I did not join them in their yoga and meditations, because there was just something.... I don't know. I like to do yoga by myself. When I learned at an ashram years ago, I was alone staying there, and maybe I got used to practicing alone, in silence. It was in a forested place, like where we live now. Once I started having babies, I stopped my yoga practice for years. I forgot the moves, but I think I kept the mind, at least some of the time. When I wanted to begin again, I went to this very yogi, Karen, who held the retreat here, and did her classes in town with a big group of other women. It was very nice, and Karen is an excellent teacher. My form is way improved, and I am so glad I did her classes.
But. I couldn't keep going, once I had re-learned the moves. There is something about doing yoga inside an airconditioned building, surrounded by steel and concrete and people, that makes it not happen for me. Does that make me a yoga snob? Okay, yes it does.

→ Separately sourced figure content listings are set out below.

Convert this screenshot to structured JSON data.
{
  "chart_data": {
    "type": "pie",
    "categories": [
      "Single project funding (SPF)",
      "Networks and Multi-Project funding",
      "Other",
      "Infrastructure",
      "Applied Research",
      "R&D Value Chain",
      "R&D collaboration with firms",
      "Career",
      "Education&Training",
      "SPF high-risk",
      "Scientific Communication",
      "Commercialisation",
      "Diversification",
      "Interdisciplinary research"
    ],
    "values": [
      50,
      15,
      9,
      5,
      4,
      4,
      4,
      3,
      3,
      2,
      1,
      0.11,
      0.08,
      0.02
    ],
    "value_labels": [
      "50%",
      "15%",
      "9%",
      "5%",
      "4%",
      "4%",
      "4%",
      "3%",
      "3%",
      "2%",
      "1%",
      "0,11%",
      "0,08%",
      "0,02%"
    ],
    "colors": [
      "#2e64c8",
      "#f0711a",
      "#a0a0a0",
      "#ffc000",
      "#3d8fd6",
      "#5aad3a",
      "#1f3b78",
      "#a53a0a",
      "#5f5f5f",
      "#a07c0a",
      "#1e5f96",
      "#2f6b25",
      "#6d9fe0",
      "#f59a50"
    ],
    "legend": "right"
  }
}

And then a funny thing happened.... After the excellent lunch of lasagne, I went back to my desk to find peace in order and neatness. And suddenly, at about three o'clock, I heard it... a voice, in my head, deep and mellow... It said ... "OOOoommm namaaah lasagneeaaah..."
I crept back to the house of meditation, where I intended to see if there was any lasagne left, and there was! But at that moment, there was a sigh and a rustle, and the whole yoga school finished their meditation and came into the kitchen.
I admitted my wicked and greedy thoughts, and was rewarded with a slice of the choclateyest cake ever. See? Nirvana!